当事業はグローバル市場という視点から見ると、中国・インドを中心に安定的成長が今後も見込まれますが、国内や欧米市場では産業としての成熟期を迎え、品質向上と安定かつ効率的な設備稼働を指向する技術が強く求められています。当社はこれを受け、理想の鋳造工場を「SINTO SMART FOUNDRY(略称SSF)」と名付け、環境負荷の低減を含めたお客様視点での「いい鋳物づくり」への貢献を果たすべく、センシング技術を活用した商品開発を進めております。その成果は、砂型へのレーザーマーキング技術による製品1個単位でのトレーサビリティ対応、不良分析をサポートする不良登録システムと品質管理システムなど、鋳物品質向上を目指したSSF商品を計画的に市場投入してきております。

 当事業に係る研究開発活動は、434百万円であります。

 

(3)環境事業

 主に、当社が中心となって当事業の研究開発活動を行っております。

 「働く人の安全と健康を守る」という活動方針に向かい、集塵・排ガス処理・水処理の従来からのカテゴリ商品に加えて、磨き床や作業環境改善に貢献する商品など、新しい価値を生み出す開発にも力を入れております。

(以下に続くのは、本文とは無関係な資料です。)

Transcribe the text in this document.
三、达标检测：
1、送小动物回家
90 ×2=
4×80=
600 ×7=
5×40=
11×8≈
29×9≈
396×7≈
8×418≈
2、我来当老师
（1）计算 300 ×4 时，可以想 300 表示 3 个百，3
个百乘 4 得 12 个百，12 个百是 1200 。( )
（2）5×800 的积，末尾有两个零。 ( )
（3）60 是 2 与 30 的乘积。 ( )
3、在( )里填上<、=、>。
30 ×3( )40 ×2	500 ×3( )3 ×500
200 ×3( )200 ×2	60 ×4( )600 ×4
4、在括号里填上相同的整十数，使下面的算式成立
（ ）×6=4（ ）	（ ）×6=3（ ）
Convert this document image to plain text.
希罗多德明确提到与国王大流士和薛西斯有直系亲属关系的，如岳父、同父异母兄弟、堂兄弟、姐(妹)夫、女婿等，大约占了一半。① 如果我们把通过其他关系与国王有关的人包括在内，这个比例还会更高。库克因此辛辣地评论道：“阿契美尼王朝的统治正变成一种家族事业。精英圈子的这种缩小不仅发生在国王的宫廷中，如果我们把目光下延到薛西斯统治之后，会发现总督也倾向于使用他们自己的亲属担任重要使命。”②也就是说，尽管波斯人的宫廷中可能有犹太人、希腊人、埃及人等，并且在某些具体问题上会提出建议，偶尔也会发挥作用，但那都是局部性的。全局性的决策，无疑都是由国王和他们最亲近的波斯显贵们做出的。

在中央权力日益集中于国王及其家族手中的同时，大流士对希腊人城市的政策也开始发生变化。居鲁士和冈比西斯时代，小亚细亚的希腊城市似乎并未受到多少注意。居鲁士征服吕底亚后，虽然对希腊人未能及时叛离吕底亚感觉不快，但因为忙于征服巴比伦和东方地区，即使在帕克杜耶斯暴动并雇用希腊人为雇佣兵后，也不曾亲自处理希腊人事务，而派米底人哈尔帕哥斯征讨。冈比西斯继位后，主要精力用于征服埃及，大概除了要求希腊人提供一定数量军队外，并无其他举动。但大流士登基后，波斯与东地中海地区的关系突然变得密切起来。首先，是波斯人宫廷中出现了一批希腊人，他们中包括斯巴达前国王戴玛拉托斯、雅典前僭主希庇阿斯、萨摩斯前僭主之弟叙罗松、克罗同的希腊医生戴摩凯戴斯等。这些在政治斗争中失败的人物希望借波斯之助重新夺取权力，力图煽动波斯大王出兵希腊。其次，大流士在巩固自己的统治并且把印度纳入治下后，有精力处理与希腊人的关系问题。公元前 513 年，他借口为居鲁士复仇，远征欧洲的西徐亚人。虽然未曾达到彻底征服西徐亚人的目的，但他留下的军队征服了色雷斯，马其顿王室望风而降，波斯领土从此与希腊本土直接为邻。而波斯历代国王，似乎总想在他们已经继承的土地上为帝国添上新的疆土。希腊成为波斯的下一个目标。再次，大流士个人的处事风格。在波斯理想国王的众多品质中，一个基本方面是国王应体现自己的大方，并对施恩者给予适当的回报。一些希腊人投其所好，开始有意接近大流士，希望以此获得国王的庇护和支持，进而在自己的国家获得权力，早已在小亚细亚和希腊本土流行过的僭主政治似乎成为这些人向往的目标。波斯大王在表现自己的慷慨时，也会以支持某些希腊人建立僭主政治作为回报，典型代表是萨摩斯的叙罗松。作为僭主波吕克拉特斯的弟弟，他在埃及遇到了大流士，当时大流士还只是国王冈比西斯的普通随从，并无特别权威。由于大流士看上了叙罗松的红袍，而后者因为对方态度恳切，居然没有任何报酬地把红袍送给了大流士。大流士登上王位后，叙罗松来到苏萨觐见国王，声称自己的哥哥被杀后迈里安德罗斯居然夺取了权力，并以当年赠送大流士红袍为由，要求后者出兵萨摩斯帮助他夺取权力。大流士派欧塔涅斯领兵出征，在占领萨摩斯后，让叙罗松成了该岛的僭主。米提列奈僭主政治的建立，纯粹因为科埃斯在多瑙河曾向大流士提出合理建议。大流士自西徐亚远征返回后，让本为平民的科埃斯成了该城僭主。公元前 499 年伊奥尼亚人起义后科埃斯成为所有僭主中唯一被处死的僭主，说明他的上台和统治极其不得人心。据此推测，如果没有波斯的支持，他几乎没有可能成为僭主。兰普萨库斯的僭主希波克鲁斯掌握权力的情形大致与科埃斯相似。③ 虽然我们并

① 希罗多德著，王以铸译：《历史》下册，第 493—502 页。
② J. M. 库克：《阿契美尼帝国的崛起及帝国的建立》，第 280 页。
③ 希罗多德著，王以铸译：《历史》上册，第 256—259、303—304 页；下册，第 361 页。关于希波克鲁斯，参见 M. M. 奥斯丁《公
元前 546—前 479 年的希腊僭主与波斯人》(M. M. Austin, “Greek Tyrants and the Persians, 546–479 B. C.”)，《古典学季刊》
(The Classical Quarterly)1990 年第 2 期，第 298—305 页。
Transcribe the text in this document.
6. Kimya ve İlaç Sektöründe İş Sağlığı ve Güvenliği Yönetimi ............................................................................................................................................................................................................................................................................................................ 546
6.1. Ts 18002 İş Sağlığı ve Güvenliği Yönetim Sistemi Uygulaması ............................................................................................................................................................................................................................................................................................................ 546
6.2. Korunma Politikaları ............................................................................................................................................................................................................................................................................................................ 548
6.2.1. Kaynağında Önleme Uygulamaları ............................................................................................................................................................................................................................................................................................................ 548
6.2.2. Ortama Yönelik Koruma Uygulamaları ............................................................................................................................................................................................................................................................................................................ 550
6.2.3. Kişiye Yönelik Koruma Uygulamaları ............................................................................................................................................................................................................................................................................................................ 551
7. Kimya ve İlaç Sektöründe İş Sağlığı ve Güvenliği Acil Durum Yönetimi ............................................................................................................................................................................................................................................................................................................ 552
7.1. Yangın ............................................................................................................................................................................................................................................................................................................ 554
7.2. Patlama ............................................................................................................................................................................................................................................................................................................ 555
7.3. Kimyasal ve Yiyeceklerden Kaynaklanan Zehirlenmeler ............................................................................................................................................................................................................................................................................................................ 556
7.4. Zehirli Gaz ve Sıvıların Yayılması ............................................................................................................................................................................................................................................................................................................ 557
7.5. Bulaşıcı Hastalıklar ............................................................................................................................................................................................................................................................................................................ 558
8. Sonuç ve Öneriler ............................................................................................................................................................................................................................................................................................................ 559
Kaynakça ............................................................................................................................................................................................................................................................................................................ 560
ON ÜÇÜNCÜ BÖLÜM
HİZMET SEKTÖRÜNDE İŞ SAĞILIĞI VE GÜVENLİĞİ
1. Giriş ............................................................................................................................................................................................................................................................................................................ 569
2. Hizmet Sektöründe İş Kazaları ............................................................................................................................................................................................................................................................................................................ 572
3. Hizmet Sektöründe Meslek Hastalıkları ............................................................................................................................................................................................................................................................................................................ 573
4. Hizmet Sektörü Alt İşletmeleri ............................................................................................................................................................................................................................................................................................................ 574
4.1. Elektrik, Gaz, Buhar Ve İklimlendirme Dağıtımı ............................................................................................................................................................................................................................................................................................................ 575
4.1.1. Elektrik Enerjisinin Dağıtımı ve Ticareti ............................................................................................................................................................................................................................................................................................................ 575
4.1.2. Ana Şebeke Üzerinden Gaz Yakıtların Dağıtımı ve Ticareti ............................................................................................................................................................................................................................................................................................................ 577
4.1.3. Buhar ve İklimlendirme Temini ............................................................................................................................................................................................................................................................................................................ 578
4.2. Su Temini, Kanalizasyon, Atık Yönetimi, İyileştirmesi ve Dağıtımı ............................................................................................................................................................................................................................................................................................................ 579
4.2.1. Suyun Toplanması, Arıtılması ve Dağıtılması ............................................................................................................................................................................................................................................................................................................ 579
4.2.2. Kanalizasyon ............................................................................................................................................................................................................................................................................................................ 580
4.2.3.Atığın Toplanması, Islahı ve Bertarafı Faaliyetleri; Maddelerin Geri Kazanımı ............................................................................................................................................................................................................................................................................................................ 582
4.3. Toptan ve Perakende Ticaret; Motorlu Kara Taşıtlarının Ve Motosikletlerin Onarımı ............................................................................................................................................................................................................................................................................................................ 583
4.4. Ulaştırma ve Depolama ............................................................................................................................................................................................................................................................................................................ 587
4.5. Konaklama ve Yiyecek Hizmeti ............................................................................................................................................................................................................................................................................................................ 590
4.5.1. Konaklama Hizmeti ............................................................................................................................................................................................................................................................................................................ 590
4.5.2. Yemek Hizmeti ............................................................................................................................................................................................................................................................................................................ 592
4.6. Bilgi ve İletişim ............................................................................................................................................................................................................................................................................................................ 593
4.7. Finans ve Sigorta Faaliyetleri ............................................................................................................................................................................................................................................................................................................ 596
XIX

 直近では、工場の環境状態をリアルタイムに見える化し、効率的な環境対策や粉塵などによる作業環境の悪化を未然防止できる「アメニティメータ」をリリースしました。今後は、このシステムで得られたデータを活用し、お客様へ環境改善や対策を提案するサービスの拡充を進めていきます。

 その他にも、集塵機で捕集した粉塵をバインダーレスで圧縮固化するダスト固化装置を開発しリリースしました。現在は主にレーザー加工機から発生する粉塵を対象とし、廃棄時の飛散による健康被害の防止や廃棄物減容による環境負荷低減を実現させていますが、今後は他の廃棄粉塵に対してもリサイクル可能な有価物化する用途を狙い、ラインナップの拡充を進めていきます。

 当事業に係る研究開発活動は、178百万円であります。

 

(4)搬送事業

 主に、子会社の株式会社メイキコウが中心となって当事業の研究開発活動を行っております。

 近年は 工場や倉庫等での荷役作業の人手不足解消に貢献できる省力機械を中心に商品開発しており、トラックヤードにおけるコンテナやトラックからの荷降ろし装置を拡充するため、移動や設置の作業負担を軽減できる「軽量ワーク用デバンダ」や、荷降ろし作業の無人化を実現すべく多関節ロボットを活用した「全自動荷降ろし装置」の製品化への検証を進めております。

 その他、電動式シザーリフトの新ラインナップとして、多段式の高揚程リフトについても製品化に向けた市場調査と実機検証を行っています。

 当事業に係る研究開発活動は、90百万円であります。

 

(5)特機事業

 主に、当社が中心となって当事業の研究開発活動を行っております。

 検査装置分野では、パワー半導体向け電気特性テスタをSiC(シリコンカーバイド)に対応するため、大電流化や高分解能化の要素開発を進めると同時に、ハンドリングを融合させた計測トータルシステムとして商品の競争力向上に取り組んでおります。

 メカトロ分野では主力商品であるサーボシリンダの競争力を向上させるため、演算速度の高速化や操作性を改善した新型サーボコントローラの開発を進めています。また最も注力している二次電池市場に対しては、ドライ電極やカーボンナノチューブの加工といった次世代技術に取り組んでおります。

 機能性粉末分野では、当社グループのコア技術である溶融金属のアトマイズ技術を深耕し、粒径2μmと微細かつ球状の金属ガラス磁性材料を開発・市場投入し、車載用用途、民生機器用途の磁性材市場で高評価を得ています。また、新たな金属磁性材料の開発を進めております。

 当事業に係る研究開発活動は、932百万円であります。